The CEO in his conference call yesterday said that he likened Facebook to Yahoo and he said he would compare his company to Google, so he’s saying that his company is going to be hugely successful and their more like Google, who has done great things and has become a verb, Googling. Whereas Yahoo is dying a horrible death and at one time they were the king, and now it’s like AOL, it’s dying.
So he is comparing Facebook to Yahoo which is dying, which is incredibly arrogant of him to say that. And that again is a concern when the CEO is making comments like that; it shows that maybe he doesn’t get it or is out of touch with what is going on with his company.
Andrew was talking about the growth of some of these internet companies and some of the companies like Facebook, that is another issue that Snapchat had, the two big issues besides some of the other things we have talked about. First, their revenue was down, which is a big thing, it means their sales were down. Number two, their user interactions were down, which means fewer people were using their product.

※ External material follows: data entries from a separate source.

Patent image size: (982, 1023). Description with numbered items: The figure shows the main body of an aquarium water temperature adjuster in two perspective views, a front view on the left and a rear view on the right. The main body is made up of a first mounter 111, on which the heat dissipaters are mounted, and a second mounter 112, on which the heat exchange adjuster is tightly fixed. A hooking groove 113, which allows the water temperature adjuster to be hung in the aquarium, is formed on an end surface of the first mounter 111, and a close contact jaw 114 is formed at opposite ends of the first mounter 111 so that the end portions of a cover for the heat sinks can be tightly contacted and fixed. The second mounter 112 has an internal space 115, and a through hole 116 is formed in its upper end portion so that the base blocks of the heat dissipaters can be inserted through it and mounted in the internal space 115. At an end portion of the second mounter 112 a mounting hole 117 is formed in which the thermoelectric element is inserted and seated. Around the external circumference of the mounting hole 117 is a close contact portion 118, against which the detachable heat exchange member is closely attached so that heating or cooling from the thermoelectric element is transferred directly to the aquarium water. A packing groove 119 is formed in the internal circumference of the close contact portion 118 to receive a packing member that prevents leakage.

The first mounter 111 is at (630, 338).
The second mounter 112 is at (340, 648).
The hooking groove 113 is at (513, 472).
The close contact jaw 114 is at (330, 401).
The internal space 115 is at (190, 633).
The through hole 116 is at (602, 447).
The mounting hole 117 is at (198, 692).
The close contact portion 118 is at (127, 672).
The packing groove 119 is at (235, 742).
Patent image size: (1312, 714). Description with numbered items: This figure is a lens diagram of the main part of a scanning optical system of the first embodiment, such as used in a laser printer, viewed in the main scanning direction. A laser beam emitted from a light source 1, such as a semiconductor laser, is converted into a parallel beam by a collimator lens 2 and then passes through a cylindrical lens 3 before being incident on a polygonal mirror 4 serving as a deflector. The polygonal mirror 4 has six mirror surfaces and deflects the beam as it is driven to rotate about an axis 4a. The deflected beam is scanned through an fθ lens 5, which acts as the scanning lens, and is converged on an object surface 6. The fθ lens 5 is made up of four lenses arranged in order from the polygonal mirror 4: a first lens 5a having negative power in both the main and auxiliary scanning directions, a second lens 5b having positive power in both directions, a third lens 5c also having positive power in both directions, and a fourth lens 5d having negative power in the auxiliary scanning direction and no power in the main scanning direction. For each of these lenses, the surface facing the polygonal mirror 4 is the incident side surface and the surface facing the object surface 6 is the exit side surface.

Andrew: The DAU, the daily average user.
Dave: Yep, that’s it exactly. That is one of the big things for example with Netflix. When people look at Netflix that is one of the big metrics that look fort. How many people are using Netflix because that is a huge indicator of the popularity or lack of popularity of their product? And when you look at Snapchat it is all about who is using it and how many people are using it. And if that number is down that’s a big red flag; this is another issue that Twitter was having, their interactions were down.
Facebook is the exact opposite. How many of us can’t get away from Facebook, I am not a big Facebook person myself, but my wife loves it, can’t get enough of it. How many people are like that? That’s kind of where we are coming from with all of this is when you buy a stock you need to be prepared and understand what you are investing in.
Now if you are buying your first company, and you’re only going to put $50 or $100, yes you worked hard for that money, but it’s not a huge loss. But let’s say you walked into this and it was the first thing you were going to buy and you dropped $10,000 on it without doing any homework to understand what it is you were buying, that would be a shame. That is such a huge loss, and that breaks my heart when I hear about that kind of stuff.
A hundred bucks, fifty bucks yes that is disappointing, but you can recover from that. That is a weekend dinner with your wife that you can recover from. But from a $10,000 investment and to lose $3300, that is a big loss. That is where Andrew and I are coming from with all of this.